Poland’s President Andrzej Duda said he is awaiting the results of an investigation into the allegations that Polish consulates had been selling temporary work visas to migrants.
Associated Press reported:
“Media reports allege Poland’s consular sections issued some 250,000 visas to migrants from Asia and Africa since 2021 in return for bribes.
Asked about the reports, Duda said he could “not disclose the details related to my knowledge about the suspicions of such practices. […] According to my knowledge, at least some of the information in the media is untrue.”
The deputy foreign minister in charge of consular matters, Piotr Wawrzyk, was unexpectedly fired last month as the first reports of the scandal appeared in the media.
Prosecutors and the state Anti-Corruption Office said Thursday that seven people — none of them state officials — had been detained on suspicion of corruption in the process of issuing a few hundred temporary work visas. They said the investigation began in July 2022 and was ongoing.”
The scandal could hurt the Law and Justice party’s chances in the parliamentary elections, as Poland has placed the opposition to migration at the center of its policies.
Poland’s populist government has repeatedly refused to admit migrants within an EU burden-sharing program, and built a wall along the border with Belarus, to block the inflow of Middle East and African migrants.

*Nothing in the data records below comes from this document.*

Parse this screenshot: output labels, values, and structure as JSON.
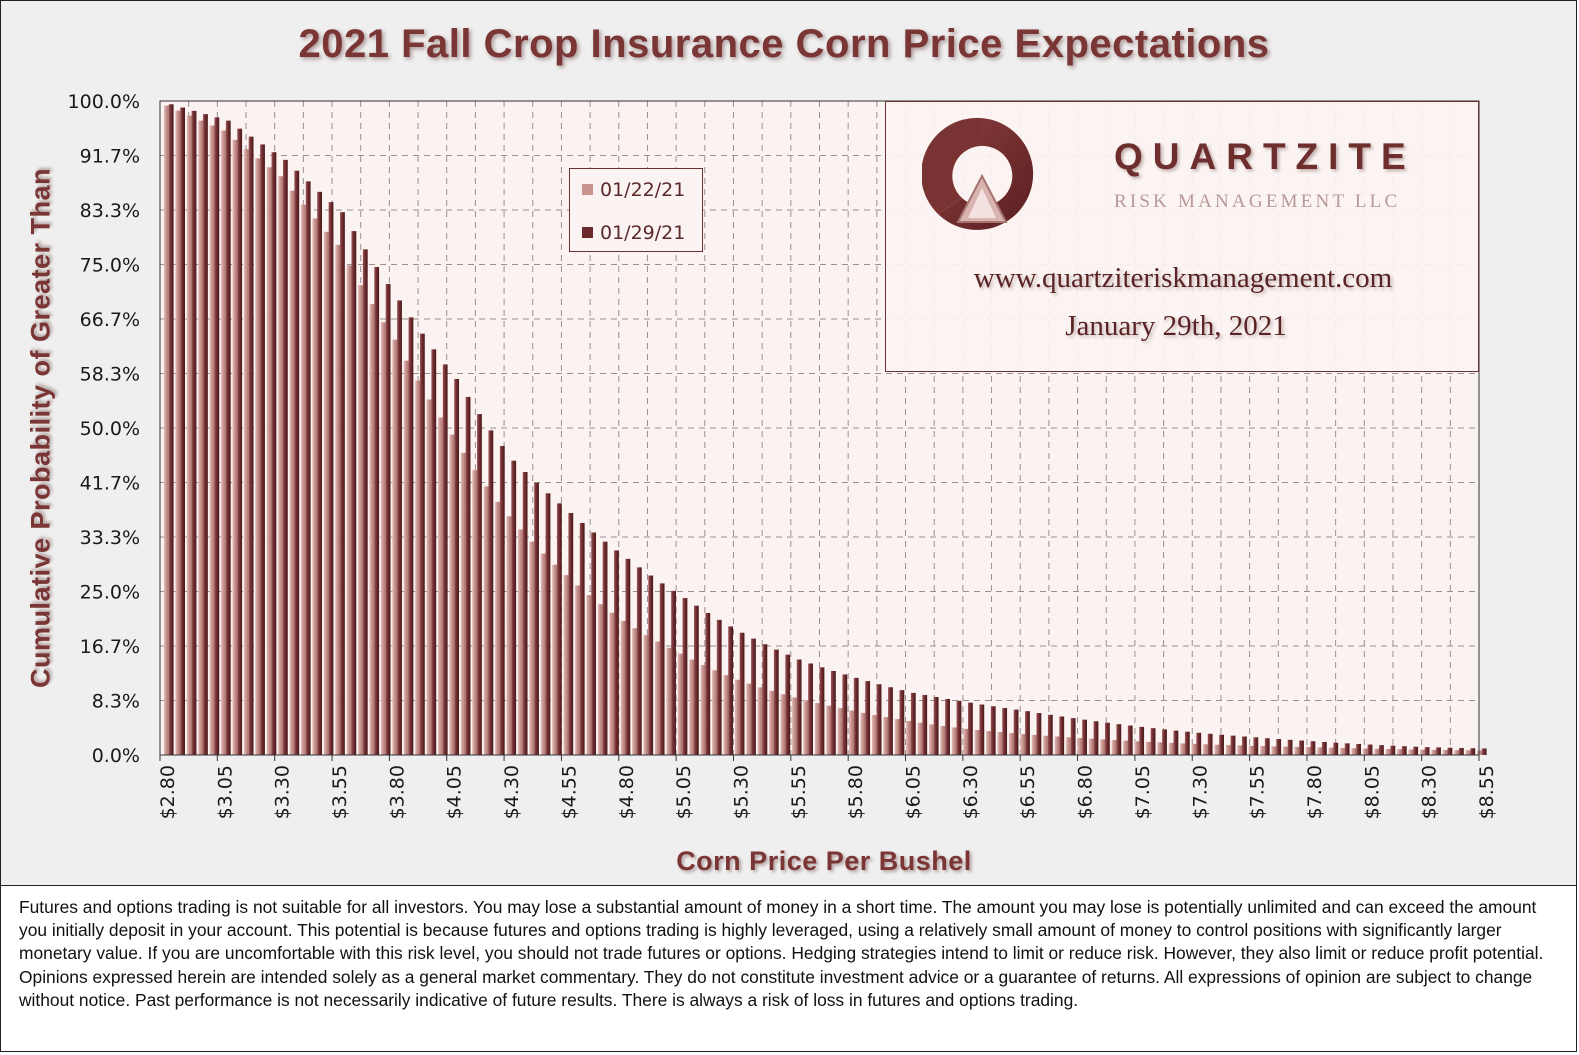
{
  "title": "2021 Fall Crop Insurance Corn Price Expectations",
  "ylabel": "Cumulative Probability of Greater Than",
  "xlabel": "Corn Price Per Bushel",
  "colors": {
    "series_0122": "#c9938e",
    "series_0129": "#6b2a2c",
    "title": "#7a3535",
    "plot_bg": "#fbf3f2",
    "frame_bg": "#f0efef"
  },
  "legend": [
    {
      "label": "01/22/21",
      "color": "#c9938e"
    },
    {
      "label": "01/29/21",
      "color": "#6b2a2c"
    }
  ],
  "logo": {
    "name": "QUARTZITE",
    "subtitle": "RISK MANAGEMENT LLC",
    "url": "www.quartziteriskmanagement.com",
    "date": "January 29th, 2021"
  },
  "chart_data": {
    "type": "bar",
    "x_start": 2.8,
    "x_step": 0.05,
    "x_end": 8.55,
    "x_tick_labels": [
      "$2.80",
      "$3.05",
      "$3.30",
      "$3.55",
      "$3.80",
      "$4.05",
      "$4.30",
      "$4.55",
      "$4.80",
      "$5.05",
      "$5.30",
      "$5.55",
      "$5.80",
      "$6.05",
      "$6.30",
      "$6.55",
      "$6.80",
      "$7.05",
      "$7.30",
      "$7.55",
      "$7.80",
      "$8.05",
      "$8.30",
      "$8.55"
    ],
    "y_tick_labels": [
      "0.0%",
      "8.3%",
      "16.7%",
      "25.0%",
      "33.3%",
      "41.7%",
      "50.0%",
      "58.3%",
      "66.7%",
      "75.0%",
      "83.3%",
      "91.7%",
      "100.0%"
    ],
    "ylim": [
      0,
      100
    ],
    "grid": true,
    "legend_position": "upper-middle",
    "series": [
      {
        "name": "01/22/21",
        "x": [
          2.8,
          3.05,
          3.3,
          3.55,
          3.8,
          4.05,
          4.3,
          4.55,
          4.8,
          5.05,
          5.3,
          5.55,
          5.8,
          6.05,
          6.3,
          6.55,
          6.8,
          7.05,
          7.3,
          7.55,
          7.8,
          8.05,
          8.3,
          8.55
        ],
        "values": [
          99.3,
          95.5,
          88.5,
          78.0,
          63.5,
          49.0,
          36.5,
          27.5,
          20.5,
          15.5,
          11.5,
          8.8,
          6.8,
          5.2,
          4.0,
          3.2,
          2.6,
          2.1,
          1.7,
          1.4,
          1.2,
          1.0,
          0.8,
          0.7
        ]
      },
      {
        "name": "01/29/21",
        "x": [
          2.8,
          3.05,
          3.3,
          3.55,
          3.8,
          4.05,
          4.3,
          4.55,
          4.8,
          5.05,
          5.3,
          5.55,
          5.8,
          6.05,
          6.3,
          6.55,
          6.8,
          7.05,
          7.3,
          7.55,
          7.8,
          8.05,
          8.3,
          8.55
        ],
        "values": [
          99.5,
          97.0,
          91.0,
          83.0,
          69.5,
          57.5,
          45.0,
          37.0,
          30.0,
          24.0,
          18.7,
          14.6,
          11.8,
          9.5,
          8.0,
          6.7,
          5.4,
          4.3,
          3.4,
          2.7,
          2.1,
          1.6,
          1.2,
          1.0
        ]
      }
    ]
  },
  "disclaimer": "Futures and options trading is not suitable for all investors. You may lose a substantial amount of money in a short time. The amount you may lose is potentially unlimited and can exceed the amount you initially deposit in your account. This potential is because futures and options trading is highly leveraged, using a relatively small amount of money to control positions with significantly larger monetary value. If you are uncomfortable with this risk level, you should not trade futures or options. Hedging strategies intend to limit or reduce risk. However, they also limit or reduce profit potential. Opinions expressed herein are intended solely as a general market commentary. They do not constitute investment advice or a guarantee of returns. All expressions of opinion are subject to change without notice. Past performance is not necessarily indicative of future results. There is always a risk of loss in futures and options trading."
}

Poland’s government accused the opposition of ‘exaggerating the scale of the issue’ and says it is waiting for the results of an investigation to act.
Deutsche Welle reported:
“Authorities have said the scheme may have involved several hundred Polish work visas being issued in countries in the Middle East, as well as India, the Philippines, Singapore, Hong Kong and Taiwan.
But the opposition said the actual number could be much higher. Donald Tusk, leader of the opposition Civic Platform party, said some 250,000 Polish work visas had been issued in Africa and Asia over the past 30 months in exchange for bribes, although he did not specify where his information came from.
He called it ‘probably the biggest scandal in Poland in the 21st century’.”
Tusk is a former prime minister and EU president. He addressed his questions to President Duda and Prime Minister Mateusz Morawiecki.
“Polish media, citing sources in the Foreign Ministry and PiS, reported that the scandal came to light after other EU states noticed an unusually high number of migrants entering with Polish visas.”